And it was hardly an isolated incident, others were stuffed with Joan Bennett, Paul Lynde, Gloria Grahame and on and on.

Unknown said...

Hmm, two Sound of Music tidbits on this one. First, it's fun to see Nicholas Hammond again (not Campbell by the way), and correct me if I'm wrong, but isn't Darleen Carr the sister of the late (sniff) Charmian Carr, a/k/a Liesl? Thank God Liesl didn't sport a mullet like that one!

I had no idea Blair Brown was kicking around this early. I've always liked her, and am surprised they picked her to star with Rod Taylor only because of her age. I'm sure she rocked the audition.

I think America just got burned out on Westerns in TV and movies. The only genre that was THAT popular that just went away except for rare spurts is the musical.

Poseidon3 said...

Joel, I love the theme from "The Big Valley," but I also mean its music in general throughout the episodes. It was just lush, beautiful, suspenseful and sometimes even spellbinding! Far above other shows of its (or any other) time. And I love, love, LOVE "Burke's Law!" In some ways it foreshadows "Murder, She Wrote" with the all-star casts involved in crime, but generally the names are even bigger (or closer to their prime.)

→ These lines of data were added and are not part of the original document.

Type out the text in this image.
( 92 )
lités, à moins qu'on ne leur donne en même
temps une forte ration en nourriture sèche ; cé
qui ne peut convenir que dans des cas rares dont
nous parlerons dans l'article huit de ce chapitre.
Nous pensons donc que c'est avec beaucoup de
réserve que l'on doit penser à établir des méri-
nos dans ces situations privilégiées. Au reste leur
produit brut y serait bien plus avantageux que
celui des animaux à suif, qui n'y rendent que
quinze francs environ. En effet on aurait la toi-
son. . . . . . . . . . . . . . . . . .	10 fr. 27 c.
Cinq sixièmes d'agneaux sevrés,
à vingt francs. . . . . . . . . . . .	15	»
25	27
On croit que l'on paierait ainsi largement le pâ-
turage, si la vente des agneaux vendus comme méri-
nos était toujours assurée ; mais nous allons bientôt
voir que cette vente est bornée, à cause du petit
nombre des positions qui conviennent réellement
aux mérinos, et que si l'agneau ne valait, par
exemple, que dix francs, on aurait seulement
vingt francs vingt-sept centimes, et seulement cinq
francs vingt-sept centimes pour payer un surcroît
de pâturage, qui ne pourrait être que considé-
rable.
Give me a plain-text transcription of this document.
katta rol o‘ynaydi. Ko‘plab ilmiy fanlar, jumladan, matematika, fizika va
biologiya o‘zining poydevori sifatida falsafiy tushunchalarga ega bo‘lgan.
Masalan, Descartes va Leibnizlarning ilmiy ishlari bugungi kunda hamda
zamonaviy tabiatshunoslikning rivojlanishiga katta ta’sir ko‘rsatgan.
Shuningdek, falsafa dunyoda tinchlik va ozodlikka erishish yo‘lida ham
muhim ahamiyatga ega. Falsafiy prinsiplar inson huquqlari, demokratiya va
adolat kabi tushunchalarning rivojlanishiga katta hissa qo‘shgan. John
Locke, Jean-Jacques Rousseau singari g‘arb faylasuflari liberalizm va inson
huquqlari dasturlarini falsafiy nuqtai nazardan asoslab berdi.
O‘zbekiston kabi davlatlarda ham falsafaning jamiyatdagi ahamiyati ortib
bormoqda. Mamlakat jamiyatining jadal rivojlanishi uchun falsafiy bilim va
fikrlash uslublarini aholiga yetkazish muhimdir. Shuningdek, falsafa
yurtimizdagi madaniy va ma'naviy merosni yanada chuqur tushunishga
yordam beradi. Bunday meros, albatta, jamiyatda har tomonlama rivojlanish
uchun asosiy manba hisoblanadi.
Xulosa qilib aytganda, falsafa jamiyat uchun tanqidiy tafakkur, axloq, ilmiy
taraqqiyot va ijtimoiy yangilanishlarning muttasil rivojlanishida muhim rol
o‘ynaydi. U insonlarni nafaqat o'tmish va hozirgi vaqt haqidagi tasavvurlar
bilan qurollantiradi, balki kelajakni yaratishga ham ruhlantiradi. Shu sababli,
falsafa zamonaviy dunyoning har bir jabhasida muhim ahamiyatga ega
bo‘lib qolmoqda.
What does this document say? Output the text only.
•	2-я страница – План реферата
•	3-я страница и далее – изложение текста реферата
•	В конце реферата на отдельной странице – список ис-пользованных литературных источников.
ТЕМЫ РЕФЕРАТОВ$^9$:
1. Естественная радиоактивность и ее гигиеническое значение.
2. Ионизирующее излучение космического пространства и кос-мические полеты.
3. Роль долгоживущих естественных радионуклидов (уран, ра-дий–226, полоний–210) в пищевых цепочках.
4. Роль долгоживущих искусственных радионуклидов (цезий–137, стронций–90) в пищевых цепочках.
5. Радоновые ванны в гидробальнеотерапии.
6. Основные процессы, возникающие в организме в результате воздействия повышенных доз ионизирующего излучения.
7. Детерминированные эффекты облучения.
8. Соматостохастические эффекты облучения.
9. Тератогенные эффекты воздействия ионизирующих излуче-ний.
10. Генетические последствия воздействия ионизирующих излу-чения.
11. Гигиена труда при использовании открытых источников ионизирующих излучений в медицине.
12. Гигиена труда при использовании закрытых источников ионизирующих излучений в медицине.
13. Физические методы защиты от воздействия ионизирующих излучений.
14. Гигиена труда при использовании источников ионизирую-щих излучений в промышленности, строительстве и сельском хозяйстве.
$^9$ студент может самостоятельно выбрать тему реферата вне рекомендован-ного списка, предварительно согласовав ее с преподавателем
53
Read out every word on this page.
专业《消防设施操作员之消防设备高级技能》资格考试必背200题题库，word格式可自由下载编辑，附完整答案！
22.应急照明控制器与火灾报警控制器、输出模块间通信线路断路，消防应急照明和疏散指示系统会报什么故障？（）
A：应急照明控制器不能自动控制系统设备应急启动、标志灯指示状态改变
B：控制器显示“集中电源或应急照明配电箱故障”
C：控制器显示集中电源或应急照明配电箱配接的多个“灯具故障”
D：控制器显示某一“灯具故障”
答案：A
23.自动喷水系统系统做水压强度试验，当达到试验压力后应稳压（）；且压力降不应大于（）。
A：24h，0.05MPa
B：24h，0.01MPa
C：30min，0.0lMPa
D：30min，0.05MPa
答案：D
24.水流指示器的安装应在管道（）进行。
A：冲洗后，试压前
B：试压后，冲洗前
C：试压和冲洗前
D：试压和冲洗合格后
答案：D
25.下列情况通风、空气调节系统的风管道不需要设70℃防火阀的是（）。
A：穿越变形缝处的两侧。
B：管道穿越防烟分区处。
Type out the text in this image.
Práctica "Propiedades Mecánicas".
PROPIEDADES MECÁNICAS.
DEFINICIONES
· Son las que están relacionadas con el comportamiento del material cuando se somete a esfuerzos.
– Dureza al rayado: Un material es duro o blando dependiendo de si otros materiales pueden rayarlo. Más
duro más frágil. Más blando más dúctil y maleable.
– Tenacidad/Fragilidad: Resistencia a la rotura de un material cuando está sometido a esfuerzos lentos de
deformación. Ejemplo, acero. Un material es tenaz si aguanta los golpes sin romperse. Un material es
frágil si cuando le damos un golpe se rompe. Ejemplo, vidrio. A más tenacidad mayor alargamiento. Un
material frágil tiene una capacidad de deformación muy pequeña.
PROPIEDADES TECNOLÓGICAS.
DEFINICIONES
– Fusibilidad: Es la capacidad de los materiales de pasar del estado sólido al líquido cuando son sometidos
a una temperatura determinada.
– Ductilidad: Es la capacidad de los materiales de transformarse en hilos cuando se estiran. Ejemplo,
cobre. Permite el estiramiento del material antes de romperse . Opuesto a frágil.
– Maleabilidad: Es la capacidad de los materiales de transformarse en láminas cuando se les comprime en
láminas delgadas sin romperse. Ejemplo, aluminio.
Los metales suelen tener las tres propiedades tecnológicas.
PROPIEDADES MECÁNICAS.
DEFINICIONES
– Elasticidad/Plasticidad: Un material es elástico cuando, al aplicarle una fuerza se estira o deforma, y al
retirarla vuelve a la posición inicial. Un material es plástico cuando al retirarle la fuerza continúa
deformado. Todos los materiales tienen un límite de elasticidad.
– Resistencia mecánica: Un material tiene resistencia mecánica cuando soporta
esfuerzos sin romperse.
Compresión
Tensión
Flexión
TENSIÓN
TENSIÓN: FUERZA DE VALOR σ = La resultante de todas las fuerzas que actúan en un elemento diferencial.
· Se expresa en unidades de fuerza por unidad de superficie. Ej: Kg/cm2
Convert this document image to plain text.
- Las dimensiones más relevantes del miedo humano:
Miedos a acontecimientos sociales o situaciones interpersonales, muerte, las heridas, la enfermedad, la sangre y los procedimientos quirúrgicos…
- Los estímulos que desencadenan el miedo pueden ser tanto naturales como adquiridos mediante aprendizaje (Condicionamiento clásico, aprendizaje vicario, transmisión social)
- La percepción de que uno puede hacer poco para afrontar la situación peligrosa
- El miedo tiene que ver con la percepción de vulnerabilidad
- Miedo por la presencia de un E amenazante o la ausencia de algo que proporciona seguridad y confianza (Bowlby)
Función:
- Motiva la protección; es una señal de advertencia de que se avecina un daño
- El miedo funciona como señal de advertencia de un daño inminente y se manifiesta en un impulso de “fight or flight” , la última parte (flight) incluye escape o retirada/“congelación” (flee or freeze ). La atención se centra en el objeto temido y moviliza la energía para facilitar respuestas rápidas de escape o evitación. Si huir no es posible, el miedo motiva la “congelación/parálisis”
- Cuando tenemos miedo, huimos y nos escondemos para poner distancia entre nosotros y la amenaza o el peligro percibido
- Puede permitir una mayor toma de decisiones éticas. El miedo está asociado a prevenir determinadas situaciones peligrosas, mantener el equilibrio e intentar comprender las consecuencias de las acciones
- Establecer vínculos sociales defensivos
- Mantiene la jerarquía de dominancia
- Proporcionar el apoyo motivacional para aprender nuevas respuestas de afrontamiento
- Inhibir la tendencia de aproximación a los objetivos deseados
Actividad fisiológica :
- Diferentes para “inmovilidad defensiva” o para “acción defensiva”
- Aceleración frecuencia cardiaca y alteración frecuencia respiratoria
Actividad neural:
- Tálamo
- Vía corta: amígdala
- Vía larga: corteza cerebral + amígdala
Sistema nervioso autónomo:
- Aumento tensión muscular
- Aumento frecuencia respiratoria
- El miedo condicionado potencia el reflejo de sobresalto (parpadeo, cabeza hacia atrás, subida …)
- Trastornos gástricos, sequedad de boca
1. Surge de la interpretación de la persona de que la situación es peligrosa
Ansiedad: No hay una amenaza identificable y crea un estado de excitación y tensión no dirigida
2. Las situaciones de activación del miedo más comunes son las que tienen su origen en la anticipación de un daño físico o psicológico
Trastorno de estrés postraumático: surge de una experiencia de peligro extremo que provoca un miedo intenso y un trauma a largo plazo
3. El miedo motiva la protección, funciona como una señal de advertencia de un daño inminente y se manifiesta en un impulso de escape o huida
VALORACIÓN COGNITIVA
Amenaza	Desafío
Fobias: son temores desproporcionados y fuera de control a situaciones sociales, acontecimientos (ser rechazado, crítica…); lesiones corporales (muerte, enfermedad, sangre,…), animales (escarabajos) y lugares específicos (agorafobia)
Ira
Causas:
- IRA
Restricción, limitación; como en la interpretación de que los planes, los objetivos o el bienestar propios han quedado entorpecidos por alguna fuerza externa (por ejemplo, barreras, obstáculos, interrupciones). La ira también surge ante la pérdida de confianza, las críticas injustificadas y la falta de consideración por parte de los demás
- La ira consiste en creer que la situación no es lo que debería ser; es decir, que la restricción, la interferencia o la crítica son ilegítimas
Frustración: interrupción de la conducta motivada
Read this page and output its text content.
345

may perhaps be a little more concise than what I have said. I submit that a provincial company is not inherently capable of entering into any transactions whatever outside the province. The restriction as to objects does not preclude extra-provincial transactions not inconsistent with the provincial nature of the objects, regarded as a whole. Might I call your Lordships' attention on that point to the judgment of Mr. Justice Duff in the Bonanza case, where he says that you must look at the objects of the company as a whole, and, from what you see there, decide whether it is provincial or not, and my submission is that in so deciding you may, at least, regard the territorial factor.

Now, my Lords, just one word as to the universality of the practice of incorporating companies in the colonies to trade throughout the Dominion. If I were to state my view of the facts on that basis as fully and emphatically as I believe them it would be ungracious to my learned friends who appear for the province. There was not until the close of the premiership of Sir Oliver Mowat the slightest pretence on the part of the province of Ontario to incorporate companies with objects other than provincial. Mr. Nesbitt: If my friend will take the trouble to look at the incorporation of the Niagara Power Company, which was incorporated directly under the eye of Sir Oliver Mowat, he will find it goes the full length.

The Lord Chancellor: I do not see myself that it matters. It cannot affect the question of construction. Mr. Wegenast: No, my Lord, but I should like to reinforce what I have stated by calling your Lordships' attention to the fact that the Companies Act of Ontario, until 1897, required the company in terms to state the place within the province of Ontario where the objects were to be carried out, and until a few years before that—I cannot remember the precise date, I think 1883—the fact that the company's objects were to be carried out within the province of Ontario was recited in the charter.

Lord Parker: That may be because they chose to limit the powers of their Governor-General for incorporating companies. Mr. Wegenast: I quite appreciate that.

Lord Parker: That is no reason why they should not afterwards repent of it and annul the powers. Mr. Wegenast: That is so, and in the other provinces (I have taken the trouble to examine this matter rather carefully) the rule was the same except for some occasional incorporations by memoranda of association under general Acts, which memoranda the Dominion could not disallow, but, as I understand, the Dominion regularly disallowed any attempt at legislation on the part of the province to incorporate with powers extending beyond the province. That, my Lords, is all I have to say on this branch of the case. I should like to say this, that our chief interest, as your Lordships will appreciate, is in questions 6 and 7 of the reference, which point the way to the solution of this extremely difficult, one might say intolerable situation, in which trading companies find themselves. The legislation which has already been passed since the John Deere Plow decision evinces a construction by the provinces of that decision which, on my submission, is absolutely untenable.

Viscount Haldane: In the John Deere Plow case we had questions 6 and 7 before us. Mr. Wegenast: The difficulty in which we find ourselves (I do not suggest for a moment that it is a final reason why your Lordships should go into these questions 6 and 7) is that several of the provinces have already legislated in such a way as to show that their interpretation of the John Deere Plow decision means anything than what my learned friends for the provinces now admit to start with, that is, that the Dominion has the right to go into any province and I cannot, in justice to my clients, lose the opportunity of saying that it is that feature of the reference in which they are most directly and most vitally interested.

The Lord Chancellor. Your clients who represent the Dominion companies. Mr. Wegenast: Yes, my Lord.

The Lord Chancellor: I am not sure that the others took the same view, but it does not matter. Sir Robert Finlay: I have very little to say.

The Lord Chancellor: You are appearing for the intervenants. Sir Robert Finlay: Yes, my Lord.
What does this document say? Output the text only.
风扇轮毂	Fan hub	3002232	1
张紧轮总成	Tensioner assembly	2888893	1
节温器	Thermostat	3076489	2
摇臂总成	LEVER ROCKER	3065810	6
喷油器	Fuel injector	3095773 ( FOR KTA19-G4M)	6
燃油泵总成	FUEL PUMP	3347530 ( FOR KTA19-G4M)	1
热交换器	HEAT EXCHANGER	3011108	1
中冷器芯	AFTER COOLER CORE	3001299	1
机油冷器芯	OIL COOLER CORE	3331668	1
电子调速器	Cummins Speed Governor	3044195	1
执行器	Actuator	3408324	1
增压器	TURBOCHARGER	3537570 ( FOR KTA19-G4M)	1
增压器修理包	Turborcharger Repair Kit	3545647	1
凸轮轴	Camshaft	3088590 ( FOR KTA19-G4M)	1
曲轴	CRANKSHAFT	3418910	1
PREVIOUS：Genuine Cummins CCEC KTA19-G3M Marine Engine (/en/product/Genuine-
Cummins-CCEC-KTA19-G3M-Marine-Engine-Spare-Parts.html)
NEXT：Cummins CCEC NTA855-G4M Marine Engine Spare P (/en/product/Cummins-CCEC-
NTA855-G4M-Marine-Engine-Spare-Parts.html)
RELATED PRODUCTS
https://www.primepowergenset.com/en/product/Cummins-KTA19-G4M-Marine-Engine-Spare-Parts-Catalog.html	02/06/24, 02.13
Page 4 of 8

Dave, my gosh... how stupid of me to get Nicholas Hammond's name wrong. I think I've done it more than once! Like a mental block. I can't even picture Nicholas Campbell in my mind, but I know I've called Hammond that before... I wonder why. You are right about this being pretty early for Miss Brown. I recall seeing her first in an epic miniseries "Captains and the Kings" and thought she was terrific. I'll fix the post. Thanks!